The Rs 572-crore initial share sale had a price band of Rs 265-279 per share. The public issue had a fresh issuance of equity shares worth up to Rs 572 crore with no Offer-for-Sale (OFS) component. This was the second attempt by the Gurugram-based firm for the public issue following its first attempt in July 2021.
According to analysts, the listing performance is positive, given the company’s strong fundamentals.
Abhishek Pandya, research analyst at StoxBox says the issue is valued at a P/E of 113x on the upper price band based on FY24 earnings, which is expensive.
“However, given the company’s strong market presence, improved financial performance, and industry tailwinds, we recommend that investors who have been allotted shares consider holding their positions from a medium to long-term perspective,” he said.
Shivani Nyati, head of wealth at Swastika Investmart Ltd says despite its high valuation and competitive fintech landscape, the company’s recent shift to profitability, coupled with the growing adoption of digital payments, boosted market confidence. However, sustaining this momentum would depend on its ability to maintain profitability and carve out a niche in the competitive fintech sector.
“Investors are recommended to book profits given the high listing gains, while those wanting to hold should set a stop loss at around Rs 400,” she said.
Founded by Bipin Preet Singh and Upasana Taku, MobiKwik -- the company's flagship application - provides consumers access to various payment options and financial products in digital credit, investments and insurance. The company ranked third in the registered number of wallet users, which was 135.41 million as of FY24. MobiKwik enables consumers to pay utility bills, such as mobile recharges, electricity, and credit card dues, as well as make purchases at both online and offline merchants, including retail stores and fuel stations.

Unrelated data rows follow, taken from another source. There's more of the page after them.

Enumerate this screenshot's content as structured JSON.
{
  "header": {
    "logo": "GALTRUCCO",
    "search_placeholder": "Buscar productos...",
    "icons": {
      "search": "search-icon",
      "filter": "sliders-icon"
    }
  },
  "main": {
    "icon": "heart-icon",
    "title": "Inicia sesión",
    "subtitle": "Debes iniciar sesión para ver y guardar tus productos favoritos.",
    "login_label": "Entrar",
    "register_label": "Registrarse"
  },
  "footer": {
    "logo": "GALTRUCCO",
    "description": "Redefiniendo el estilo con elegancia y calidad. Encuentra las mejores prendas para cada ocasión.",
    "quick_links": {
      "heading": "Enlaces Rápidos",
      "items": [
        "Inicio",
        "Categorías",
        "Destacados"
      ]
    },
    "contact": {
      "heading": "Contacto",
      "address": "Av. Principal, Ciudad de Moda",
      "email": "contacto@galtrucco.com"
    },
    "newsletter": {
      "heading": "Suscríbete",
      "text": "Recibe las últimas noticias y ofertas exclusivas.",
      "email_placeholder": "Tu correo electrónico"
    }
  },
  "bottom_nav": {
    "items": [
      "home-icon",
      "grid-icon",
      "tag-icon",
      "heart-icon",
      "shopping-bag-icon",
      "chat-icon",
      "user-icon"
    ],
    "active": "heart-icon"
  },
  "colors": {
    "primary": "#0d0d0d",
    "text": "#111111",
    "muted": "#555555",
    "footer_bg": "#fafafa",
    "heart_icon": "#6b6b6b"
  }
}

On the financial front, the company reported a total income of Rs 3,458.29 million, demonstrating a CAGR of 28 per cent from FY22 to FY24. The company’s profit after tax (PAT) stood at Rs 140.79 million, and the EBITDA margin improved from (21.24 per cent) in FY22 to 4.18 per cent in FY24. The company became profitable at the EBITDA and PAT levels in FY24. Further, the company’s Payment GMV grew at an annual rate of 45.9 per cent and MobiKwik ZIP GMV (Disbursements) grew at an annual rate of 112.2 per cent between FY22 and FY24.
(Disclaimer: The views expressed by the spokespersons in this article are their own and do not constitute financial advice.)